One type of Cooperation Agreement already exists. Mutual legal assistance treaties (MLATs) permit US law enforcement agencies to collect call records and other communications evidence from foreign countries through their channels of due process and let their law enforcement teams gather the same kinds of evidence from the US through US rules of due process. Unfortunately, the bureaucracy-laden MLATs are notoriously slow and unreliable.

A new and more effective type of Cooperation Agreement is now being negotiated between the US and Great Britain. Under the new approach, each nation’s warrant could be served under its own rules of due process, provided both sides observe a common baseline of due process standards. A foreign nation that respects civil rights would consequently enjoy streamlined investigative access to US-stored data, and US authorities would likewise gain easier access to the foreign nation’s data.

Implications for public safety

The Department of Justice supports the ICPA. Since the Microsoft/Ireland ruling, they say, US law enforcement has been blocked from solving crimes committed by US citizens in the US when the communications-related evidence of the crimes happens to be stored overseas. They regard the ICPA as a win-win because it would help both US law enforcement agencies and foreign authorities do their jobs.

Implications for privacy

At least one privacy group, the American Civil Liberties Union (ACLU), opposes the ICPA. The ACLU objects to the level of due process slated for Cooperation Agreements. Each Agreement would authorize a warrant for communications content based on a standard of “articulable and credible facts.” However, that standard is arguably not as high as the current US standard, known as “probable cause.” As a result, the ACLU claims, a foreign government such as the UK could access a communication between a UK person and a US person under the relatively low ICPA standard and then share that information with US law enforcement, thus circumventing the relatively high US standard.

The ACLU also warns that the US may enter into Cooperation Agreements with the wrong countries. For example, the ACLU believes certain US allies, such as India and Brazil, have spotty records on civil rights.

Finally, the ACLU worries that CSPs may lack the incentive or expertise to make Cooperation Agreements work as intended. In particular, they fear CSPs may fail to ensure that a given foreign-originated warrant meets the due process standard of articulable and credible facts.

Implications for Industry

The current state of law puts the communications industry in a bind. If a multinational CSP is ordered by a judge in country ABC to retrieve data stored in country XYZ, it may violate the criminal procedure laws of ABC if it refuses to comply, and it may breach the privacy laws of XYZ if it does comply. An ICPA Cooperation Agreement would moot the legal conflict by holding the two countries to a common set of laws.

Such an Agreement would also discourage a nation from keeping its communication data in-country by adopting a “data localization” law. A data localization law forces a CSP serving country ABC to store all data pertaining to citizens of ABC in a data center located in ABC, where it will remain within ABC’s criminal jurisdiction.

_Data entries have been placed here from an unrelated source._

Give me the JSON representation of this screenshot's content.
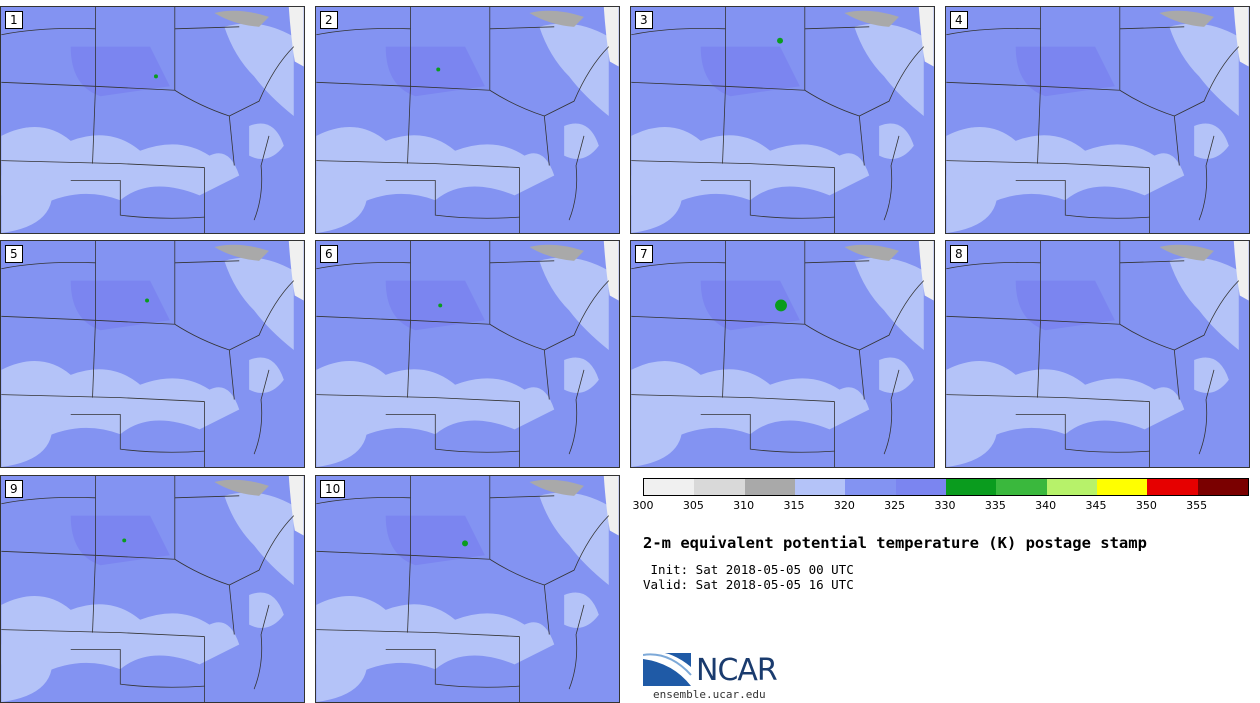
{
  "panels": [
    "1",
    "2",
    "3",
    "4",
    "5",
    "6",
    "7",
    "8",
    "9",
    "10"
  ],
  "colorbar": {
    "colors": [
      "#f0f0f0",
      "#d9d9d9",
      "#a9a9a9",
      "#b4c3f8",
      "#8393f2",
      "#7b85f0",
      "#0a9c1e",
      "#3ab83d",
      "#b7f26a",
      "#ffff00",
      "#e60000",
      "#7a0000"
    ],
    "ticks": [
      "300",
      "305",
      "310",
      "315",
      "320",
      "325",
      "330",
      "335",
      "340",
      "345",
      "350",
      "355"
    ]
  },
  "title": "2-m equivalent potential temperature (K) postage stamp",
  "init": " Init: Sat 2018-05-05 00 UTC",
  "valid": "Valid: Sat 2018-05-05 16 UTC",
  "logo": {
    "text": "NCAR",
    "site": "ensemble.ucar.edu"
  }
}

Such laws undercut the value of cloud computing, which thrives on remote data storage.

To avoid conflicts of law and the threat of data localization, many leading industry players have endorsed the ICPA.

Hope for reconciliation

It remains unclear if and when the ICPA will become law. However, the idea seems promising, provided the finished product can satisfy privacy concerns.

Many experts agree the existing legal arrangement for cross-border data requests is not sustainable. This view is reinforced by the split of opinion among US courts.

Meanwhile, a least two factors fuel the desire for legal reform. The world of international communications continues to grow. And so does the volume of international crime.